Note: bickering starting, as two older children debate which one will read the list and who will actually get the item off the shelf. Blood pressure beginning to rise, though no fault of Giant. 

Pushing down the paper goods aisle, it seems the stock of toilet paper may be running a bit low. There is no four-pack of Charmin, only an eight-pack or a four-pack of Giant's own. As I ponder this critical decision, I hear a small voice chime gleefully behind me, "Look!" I  turn, to discover the three-year-old, no longer buckled safely, but instead atop the roof of the firetruck, likely seconds away from a concussion. 

Bickering increasing. Pitying– or disgusted?– looks from fellow shoppers. Generic TP will have to do. This trip needs to end soon. 

Moving quickly now, very quickly. Arrive at milk section, grab gallon and run. (Later to learn I have grabbed generic, not Shenandoah's Pride.) Eggs: there are no half-dozen packs, but an eight-pack for $.69 seems like a pretty good deal. 

Nature's Own? No problem, but there's no whole wheat– just honey wheat. It will do.

Check-out, to my unending gratitude, is well staffed, so I push right up and unload the goods. Though older children are momentarily MIA, they soon reappear, I pay and make a harrowing escape. 

Giant, I decide, is a clean, well-arranged store with friendly help. But next time I will come alone.

Overall experience: 8 of 10





Lesson #1: You don't come to Whole Foods to buy name-brand milk, bread, or toilet paper. You come for the produce, the cheese, the fish, or the wine. Normally I wouldn't go there for anything on this list except the pine nuts, and a helpful young man in produce walked me right to the bulk bin where they reside in my first minute in the store.

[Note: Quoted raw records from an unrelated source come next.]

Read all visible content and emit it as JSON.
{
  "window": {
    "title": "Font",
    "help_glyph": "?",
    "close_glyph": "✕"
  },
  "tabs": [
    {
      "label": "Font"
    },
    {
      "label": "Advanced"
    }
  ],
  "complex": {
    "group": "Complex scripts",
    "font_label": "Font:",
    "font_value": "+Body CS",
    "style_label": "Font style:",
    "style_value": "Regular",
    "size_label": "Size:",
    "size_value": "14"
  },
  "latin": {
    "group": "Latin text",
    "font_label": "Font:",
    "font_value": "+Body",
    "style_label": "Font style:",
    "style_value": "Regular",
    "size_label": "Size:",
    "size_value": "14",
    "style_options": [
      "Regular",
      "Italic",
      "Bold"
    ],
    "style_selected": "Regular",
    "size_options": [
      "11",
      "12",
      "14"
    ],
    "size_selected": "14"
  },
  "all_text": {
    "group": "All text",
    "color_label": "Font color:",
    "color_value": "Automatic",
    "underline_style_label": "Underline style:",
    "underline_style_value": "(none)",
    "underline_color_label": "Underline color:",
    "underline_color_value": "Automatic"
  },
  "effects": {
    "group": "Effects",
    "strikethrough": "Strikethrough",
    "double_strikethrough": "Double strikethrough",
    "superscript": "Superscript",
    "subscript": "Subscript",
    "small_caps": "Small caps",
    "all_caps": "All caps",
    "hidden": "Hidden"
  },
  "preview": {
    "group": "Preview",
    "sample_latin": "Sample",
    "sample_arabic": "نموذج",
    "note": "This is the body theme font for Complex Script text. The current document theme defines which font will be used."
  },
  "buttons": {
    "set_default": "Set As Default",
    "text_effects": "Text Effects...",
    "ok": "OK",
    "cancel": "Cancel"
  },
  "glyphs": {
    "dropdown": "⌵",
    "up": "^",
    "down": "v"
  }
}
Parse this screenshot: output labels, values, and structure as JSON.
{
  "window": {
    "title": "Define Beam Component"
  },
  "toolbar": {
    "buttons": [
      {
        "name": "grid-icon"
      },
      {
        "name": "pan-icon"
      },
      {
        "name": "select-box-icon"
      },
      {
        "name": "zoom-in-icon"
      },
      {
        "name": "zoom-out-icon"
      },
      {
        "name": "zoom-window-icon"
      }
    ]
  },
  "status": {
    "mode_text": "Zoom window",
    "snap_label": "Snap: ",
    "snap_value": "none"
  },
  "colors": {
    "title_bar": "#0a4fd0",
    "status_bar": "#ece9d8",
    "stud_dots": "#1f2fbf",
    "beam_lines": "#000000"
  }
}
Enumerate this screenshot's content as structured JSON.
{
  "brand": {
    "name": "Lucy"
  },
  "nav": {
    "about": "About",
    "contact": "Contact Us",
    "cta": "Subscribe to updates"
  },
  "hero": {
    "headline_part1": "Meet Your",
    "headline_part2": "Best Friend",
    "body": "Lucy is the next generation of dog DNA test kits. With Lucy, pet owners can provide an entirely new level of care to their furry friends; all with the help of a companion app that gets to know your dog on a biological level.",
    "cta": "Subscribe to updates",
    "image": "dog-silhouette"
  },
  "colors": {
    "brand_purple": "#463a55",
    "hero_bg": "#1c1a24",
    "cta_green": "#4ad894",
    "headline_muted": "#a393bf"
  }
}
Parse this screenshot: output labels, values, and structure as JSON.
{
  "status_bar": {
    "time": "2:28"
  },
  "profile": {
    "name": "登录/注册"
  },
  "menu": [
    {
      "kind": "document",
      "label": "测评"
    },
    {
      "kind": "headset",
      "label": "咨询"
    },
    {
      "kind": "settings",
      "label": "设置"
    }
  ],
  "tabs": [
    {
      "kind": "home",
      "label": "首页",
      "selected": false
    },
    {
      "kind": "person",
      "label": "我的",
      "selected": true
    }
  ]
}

Because this excursion was being timed, I didn't linger at the cut flowers in the entrance, another good reason to shop at Whole Foods. Alas, my shopping list didn't call for gladiolas or stock or stargazer lilies.

I had to ask for assistance again in the wine department. Mercifully, Whole Foods doesn't carry the ubiquitous Yellow Tail, and I purchased an Italian Verdicchio for $7.99 that surely can't be any worse than Yellow Tail. 

Nor does Whole Foods carry Shenandoah's Pride milk. The "365" house brand two percent costs the same– $3.49– as the whole milk, so I made another substitution, unable to bear the thought of pouring out a gallon of sour two percent in two weeks.

I required assistance a third time to find the toilet paper. I mean, who comes to Whole Foods to buy its organic TP? 

The eggs, the packaging informed me, came from "cage free" chickens. A half dozen of those babies costs $1.69.

The fourth time I needed help was to find the sliced bread. Again, surprise, there was no Nature's Own. A leaden loaf of Vermont organic wheat for $3.19 failed to entice this white-bread lover, so again I substituted a large loaf of rustic bread on sale for $2.49 in the bakery and had it sliced. Dee-lish.

Despite my frequent requests for assistance (if only sushi-to-go had been on this list– I know where that is), I was out of the store in record time. The staff was very helpful, and they all refrained from rolling their eyes when I made these idiotic requests. And the tab was the least amount I've ever spent in Whole Foods. Ever. 

Tip for shoppers and surprise to me– the store was much less crowded on a Friday afternoon than it is on a Saturday.

But recycled toilet paper? Buy your TP at Giant or Kroger, and stop and smell the roses at Whole Foods.